The TVI ® methodology is available here. Appendix A contains a list of amendments made to the index since its inception. Changes to an index methodology may have material impact on the results of the index, whether positive or negative.

This description is intended solely to provide an introduction to the TVI® and further details are available upon request. No assurances can be made that the TVI® will achieve its objectives or that losses will be avoided. Past performance is not necessarily indicative of future results.

Investors cannot invest directly in the TVI®. One of the risks associated with the TVI® is the complexity of the different factors which contribute to its results, as well as its correlation or non-correlation to other asset classes.
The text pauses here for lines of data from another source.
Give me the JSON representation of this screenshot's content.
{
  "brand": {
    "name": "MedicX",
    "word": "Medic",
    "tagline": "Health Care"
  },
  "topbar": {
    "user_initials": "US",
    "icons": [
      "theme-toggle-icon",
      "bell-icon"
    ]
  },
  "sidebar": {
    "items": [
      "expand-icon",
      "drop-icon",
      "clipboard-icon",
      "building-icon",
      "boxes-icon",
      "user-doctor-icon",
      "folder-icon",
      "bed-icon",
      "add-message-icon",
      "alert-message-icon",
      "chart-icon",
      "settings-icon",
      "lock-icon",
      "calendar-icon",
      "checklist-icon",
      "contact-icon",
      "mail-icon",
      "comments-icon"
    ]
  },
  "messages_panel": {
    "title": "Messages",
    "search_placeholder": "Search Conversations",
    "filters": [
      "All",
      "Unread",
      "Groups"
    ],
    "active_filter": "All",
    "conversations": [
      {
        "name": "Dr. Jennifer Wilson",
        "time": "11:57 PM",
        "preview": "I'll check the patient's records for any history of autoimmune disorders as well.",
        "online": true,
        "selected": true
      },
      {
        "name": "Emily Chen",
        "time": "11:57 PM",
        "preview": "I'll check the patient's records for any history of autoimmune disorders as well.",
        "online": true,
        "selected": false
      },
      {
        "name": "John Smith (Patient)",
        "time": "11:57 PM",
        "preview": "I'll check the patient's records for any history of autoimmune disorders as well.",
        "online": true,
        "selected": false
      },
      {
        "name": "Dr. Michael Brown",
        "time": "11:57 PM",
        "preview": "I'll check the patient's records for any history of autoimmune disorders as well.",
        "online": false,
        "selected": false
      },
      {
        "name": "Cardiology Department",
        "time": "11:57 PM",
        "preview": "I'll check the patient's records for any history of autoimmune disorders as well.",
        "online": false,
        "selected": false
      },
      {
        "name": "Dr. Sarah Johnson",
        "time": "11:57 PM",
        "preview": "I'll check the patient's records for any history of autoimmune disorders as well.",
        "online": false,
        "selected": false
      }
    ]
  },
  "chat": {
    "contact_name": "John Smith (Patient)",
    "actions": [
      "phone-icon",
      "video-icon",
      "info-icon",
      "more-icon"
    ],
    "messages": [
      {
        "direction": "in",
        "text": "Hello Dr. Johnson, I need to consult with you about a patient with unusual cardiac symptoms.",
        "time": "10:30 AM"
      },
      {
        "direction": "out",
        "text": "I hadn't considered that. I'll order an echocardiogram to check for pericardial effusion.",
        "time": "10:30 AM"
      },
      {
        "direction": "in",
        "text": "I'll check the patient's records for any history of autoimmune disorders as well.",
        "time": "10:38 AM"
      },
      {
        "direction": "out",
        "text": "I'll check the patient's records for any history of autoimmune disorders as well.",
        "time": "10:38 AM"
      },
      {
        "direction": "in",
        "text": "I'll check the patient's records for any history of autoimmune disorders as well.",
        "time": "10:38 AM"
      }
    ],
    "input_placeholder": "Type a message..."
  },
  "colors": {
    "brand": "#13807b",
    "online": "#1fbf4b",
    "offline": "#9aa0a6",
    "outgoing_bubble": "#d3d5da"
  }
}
The TVI® could decline in a wide range of different market scenarios, including ones in which other financial products rise substantially. Any factors which contribute to "trading ranges" (in which there is a lack of sustained, directional price movements in many markets) or “whipsaw” markets (in which price movements reverse suddenly or repeatedly) are likely to be adverse to the TVI®’s trend-following methodology. Investment products utilizing the TVI® are speculative and involve a substantial degree of risk. Products that utilize the TVI® should be considered long-term investments; over the short-term there is a much greater possibility that the products may decline substantially, causing significant losses. See “Summary of Risk Factors” in the Terms of Use.

EAM Partners L.P. itself does not provide portfolio management services or any other form of investment advice. In particular, EAM Partners L.P. itself does not direct client accounts or provide commodity trading advice based on or tailored to the commodity interests or cash markets or other circumstances of a particular client. None of the information or material on this website is intended, or should be used, as any form of advice or recommendation. All information provided herein is subject to change without notice.